J’ai la sensation qu’elle rêve de fuir sa terre natale où elle ne respire plus, où tout l’asphyxie… Un passé peut être douloureux ou tout simplement le désir de découvrir le monde, la vie fascinante des grandes villes qui lui parait plus distrayante, fantasmagorique.
J’aime à penser que ce personnage imaginaire qu’elle s’est composé à partir d’un film de Charlie Chaplin, ou d’une personnalité romanesque pour son époque, révèle un certain désir de prendre la clef des champs, de se libérer et de se ressusciter ailleurs, vers un monde meilleur…
Revenons un peu sur cette photographie de conscrits. Nous avons, au premier rang, huit musiciens, tous d’un d’âge mûr, et de ce fait, il semblerait que ces hommes ou du moins la plupart d’entre eux, ont dû subir les atrocités de cette grande guerre de 14-18.
Ce nombre important de musiciens accompagnant ces jeunes gens témoigne d’une grande solidarité au sein de cette population de mineurs.

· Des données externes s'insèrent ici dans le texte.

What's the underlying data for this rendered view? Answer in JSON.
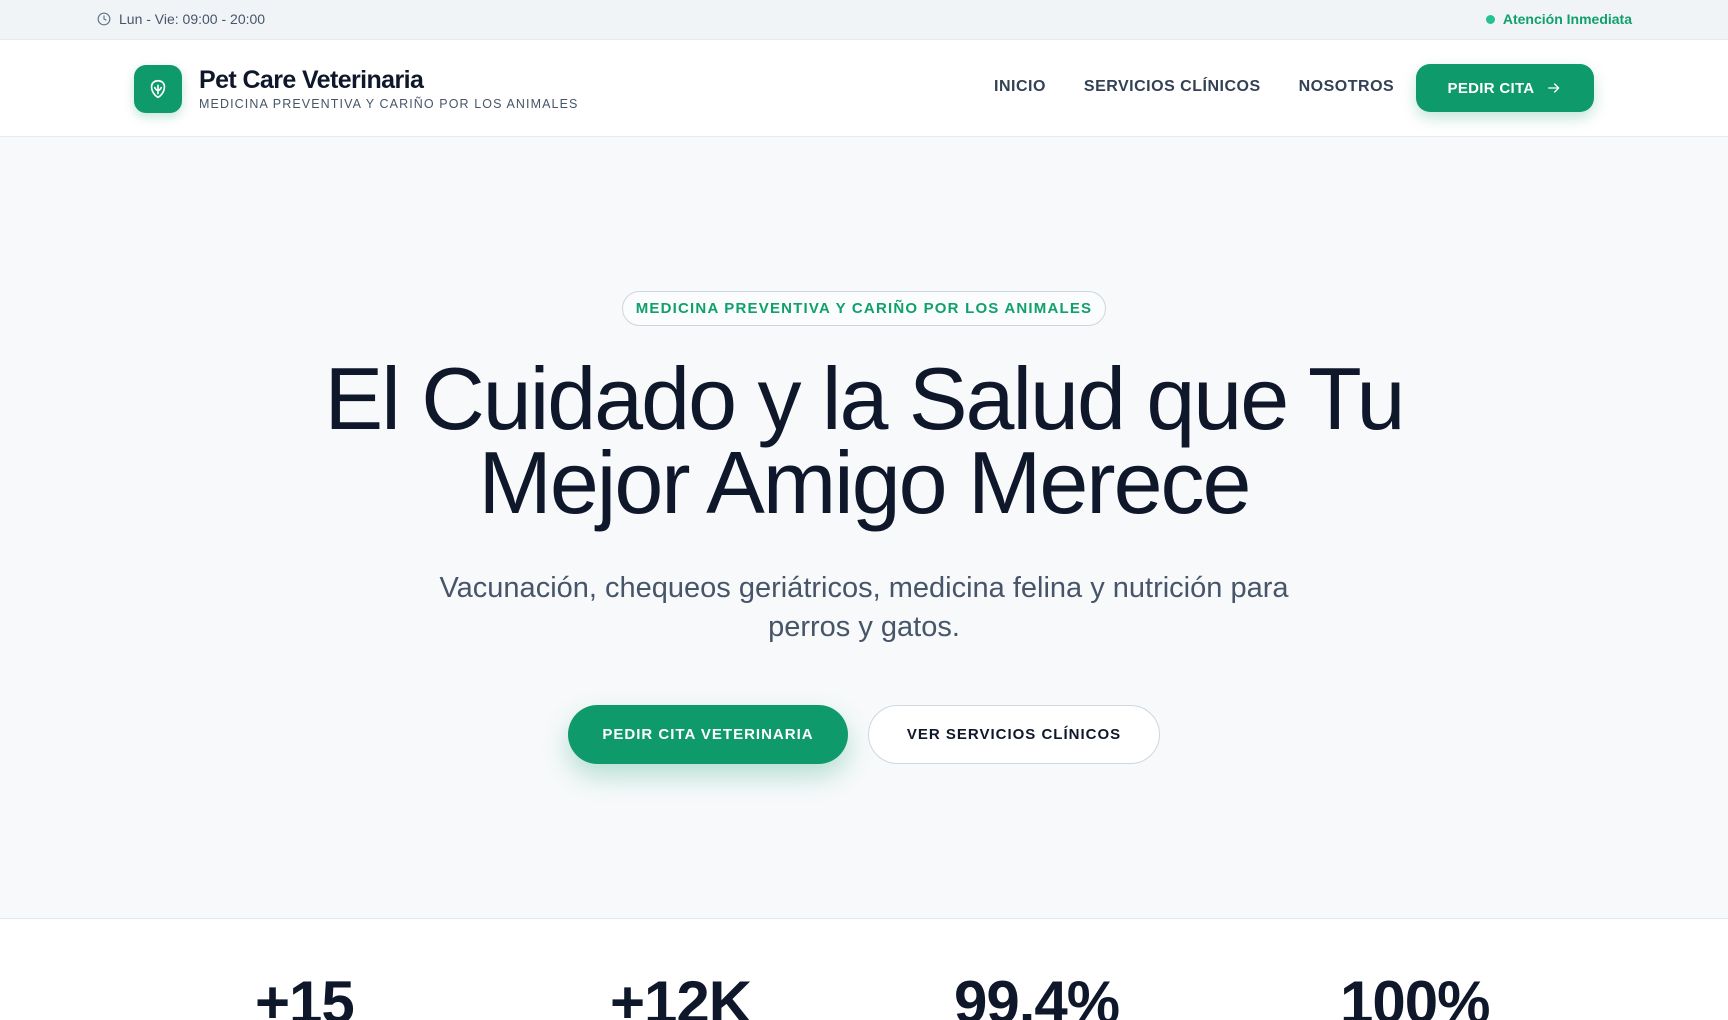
{
  "topbar": {
    "hours": "Lun - Vie: 09:00 - 20:00",
    "status": "Atención Inmediata"
  },
  "header": {
    "brand_name": "Pet Care Veterinaria",
    "brand_tagline": "MEDICINA PREVENTIVA Y CARIÑO POR LOS ANIMALES",
    "nav": [
      "INICIO",
      "SERVICIOS CLÍNICOS",
      "NOSOTROS"
    ],
    "cta": "PEDIR CITA"
  },
  "hero": {
    "badge": "MEDICINA PREVENTIVA Y CARIÑO POR LOS ANIMALES",
    "headline_line1": "El Cuidado y la Salud que Tu",
    "headline_line2": "Mejor Amigo Merece",
    "subtitle_line1": "Vacunación, chequeos geriátricos, medicina felina y nutrición para",
    "subtitle_line2": "perros y gatos.",
    "primary_button": "PEDIR CITA VETERINARIA",
    "secondary_button": "VER SERVICIOS CLÍNICOS"
  },
  "stats": [
    "+15",
    "+12K",
    "99.4%",
    "100%"
  ],
  "colors": {
    "accent": "#0f9a6b",
    "status_dot": "#22c38e",
    "text_dark": "#0f172a"
  }
}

Je m’attarderai plus particulièrement sur le troisième musicien en partant de la gauche. Ce joueur de trombone à piston attire tout particulièrement mon attention par sa froideur.
Je vois un homme brisé, lourd de souvenirs insoutenables. Je dirai de lui qu’il a une « gueule », celle qui en raconte longuement… sans un mot, sans parole, sans même entrouvrir les lèvres.

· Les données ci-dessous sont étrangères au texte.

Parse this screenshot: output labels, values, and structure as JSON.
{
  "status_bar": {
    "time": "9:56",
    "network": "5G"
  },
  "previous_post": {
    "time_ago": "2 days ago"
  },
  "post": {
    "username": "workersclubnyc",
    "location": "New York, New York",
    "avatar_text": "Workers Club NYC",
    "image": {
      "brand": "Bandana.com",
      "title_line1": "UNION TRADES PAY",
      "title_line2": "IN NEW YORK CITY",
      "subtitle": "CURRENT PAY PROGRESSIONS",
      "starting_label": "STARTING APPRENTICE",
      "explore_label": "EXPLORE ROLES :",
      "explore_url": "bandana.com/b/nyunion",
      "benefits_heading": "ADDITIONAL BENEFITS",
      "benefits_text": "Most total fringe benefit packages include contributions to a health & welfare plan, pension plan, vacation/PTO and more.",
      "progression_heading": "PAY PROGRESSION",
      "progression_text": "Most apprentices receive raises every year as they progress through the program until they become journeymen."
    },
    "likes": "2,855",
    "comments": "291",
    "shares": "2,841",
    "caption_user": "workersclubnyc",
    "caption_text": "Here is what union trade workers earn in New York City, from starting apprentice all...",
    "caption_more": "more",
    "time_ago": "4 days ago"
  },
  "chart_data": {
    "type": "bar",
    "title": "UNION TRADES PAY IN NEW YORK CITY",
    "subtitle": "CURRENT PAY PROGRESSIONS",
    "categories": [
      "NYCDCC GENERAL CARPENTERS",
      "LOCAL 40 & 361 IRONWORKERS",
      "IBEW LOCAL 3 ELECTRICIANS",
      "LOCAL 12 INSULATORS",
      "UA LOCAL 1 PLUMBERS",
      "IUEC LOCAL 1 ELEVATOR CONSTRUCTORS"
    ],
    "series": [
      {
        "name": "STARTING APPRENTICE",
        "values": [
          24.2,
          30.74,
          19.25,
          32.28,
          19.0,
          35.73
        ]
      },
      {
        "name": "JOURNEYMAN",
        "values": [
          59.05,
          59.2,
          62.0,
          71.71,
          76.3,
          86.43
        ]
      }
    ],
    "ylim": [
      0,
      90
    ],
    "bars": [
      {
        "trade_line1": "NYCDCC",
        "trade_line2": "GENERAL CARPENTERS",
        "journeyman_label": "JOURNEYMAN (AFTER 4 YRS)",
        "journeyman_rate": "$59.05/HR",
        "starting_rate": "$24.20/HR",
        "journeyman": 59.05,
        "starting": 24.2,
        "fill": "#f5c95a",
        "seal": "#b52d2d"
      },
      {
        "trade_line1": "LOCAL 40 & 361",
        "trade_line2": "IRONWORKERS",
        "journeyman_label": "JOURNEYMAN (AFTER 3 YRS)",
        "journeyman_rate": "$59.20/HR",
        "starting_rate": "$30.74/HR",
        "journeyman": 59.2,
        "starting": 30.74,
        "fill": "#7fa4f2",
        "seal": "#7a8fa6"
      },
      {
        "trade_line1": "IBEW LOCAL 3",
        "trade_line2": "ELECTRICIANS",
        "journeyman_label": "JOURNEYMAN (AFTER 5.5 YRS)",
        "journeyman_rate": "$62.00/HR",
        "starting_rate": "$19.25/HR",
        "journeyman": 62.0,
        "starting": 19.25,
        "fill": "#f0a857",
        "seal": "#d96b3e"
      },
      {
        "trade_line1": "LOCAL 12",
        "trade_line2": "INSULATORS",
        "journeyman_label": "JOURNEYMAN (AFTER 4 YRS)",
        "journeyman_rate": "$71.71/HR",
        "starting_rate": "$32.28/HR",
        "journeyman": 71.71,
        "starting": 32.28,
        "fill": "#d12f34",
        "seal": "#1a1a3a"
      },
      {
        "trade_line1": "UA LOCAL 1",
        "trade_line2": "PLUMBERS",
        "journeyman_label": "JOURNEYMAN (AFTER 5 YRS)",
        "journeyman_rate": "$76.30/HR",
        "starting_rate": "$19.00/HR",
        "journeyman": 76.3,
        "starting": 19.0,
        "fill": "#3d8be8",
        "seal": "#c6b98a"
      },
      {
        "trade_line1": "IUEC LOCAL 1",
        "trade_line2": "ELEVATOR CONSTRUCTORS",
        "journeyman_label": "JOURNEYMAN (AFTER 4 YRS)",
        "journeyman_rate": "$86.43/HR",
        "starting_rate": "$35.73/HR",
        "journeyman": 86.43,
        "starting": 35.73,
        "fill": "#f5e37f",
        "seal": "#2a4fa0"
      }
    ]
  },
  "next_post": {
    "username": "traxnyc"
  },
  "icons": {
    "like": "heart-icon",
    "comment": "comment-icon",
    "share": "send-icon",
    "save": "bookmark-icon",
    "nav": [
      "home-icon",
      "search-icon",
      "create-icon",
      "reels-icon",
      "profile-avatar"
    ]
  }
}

Son regard reste sans expression comme s’il n’éprouvait plus aucune sensation. Que peut ressentir un homme après avoir vécu l’horreur, l’inimaginable ?…

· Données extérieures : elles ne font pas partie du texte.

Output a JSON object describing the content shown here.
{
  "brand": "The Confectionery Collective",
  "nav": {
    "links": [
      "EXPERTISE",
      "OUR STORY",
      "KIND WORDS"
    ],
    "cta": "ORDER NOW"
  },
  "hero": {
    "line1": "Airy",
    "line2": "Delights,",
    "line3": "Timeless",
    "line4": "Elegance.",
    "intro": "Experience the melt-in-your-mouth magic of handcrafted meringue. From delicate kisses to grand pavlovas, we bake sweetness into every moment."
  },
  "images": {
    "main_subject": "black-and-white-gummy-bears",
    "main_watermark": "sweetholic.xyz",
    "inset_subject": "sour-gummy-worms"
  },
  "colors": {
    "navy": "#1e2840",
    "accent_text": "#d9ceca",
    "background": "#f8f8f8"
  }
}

Sortir de la guerre, c’est sortir d’une sorte d’état de sauvagerie !
A travers son visage, on imagine une énorme tristesse et une souffrance que rien ne sauraient apaiser… Des amis disparus, une santé détruite, quatre années perdues, voilà un constat bien pitoyable et le retour à une forme de banalité du quotidien peut sembler insupportable.
Maintenant, pour lui, il ne s’agit pas seulement de retrouver une place, mais de retrouver « sa » place dans ce monde qui a tant changé en son absence.
Au milieu de ces jeunes gens et même s’il a perdu la foi dans les valeurs morales et spirituelles qui ont fait la grandeur de la France et de l’Europe, sa présence témoigne qu’il veut croire que cette guerre, qui lui a fait tant de mal et qui vient de s’achever, restera la dernière de l’histoire, la « der des der »…
1924 est une période où l’Europe semble retrouver le calme et s’orienter vers une paix durable et cette perspective joue un rôle considérable à lui redonner une certaine envie de se battre et d’espérer une vie remplie d’espoir pour ces jeunes qu’il accompagne musicalement ce jour.
Il reste toutefois une lueur perceptible d’inquiétude dans son regard qui ne laisse pas indifférent. Même s’il parvient à reprendre pied, il n’en reste pas moins qu’il devra vivre toute sa vie avec ses cauchemars.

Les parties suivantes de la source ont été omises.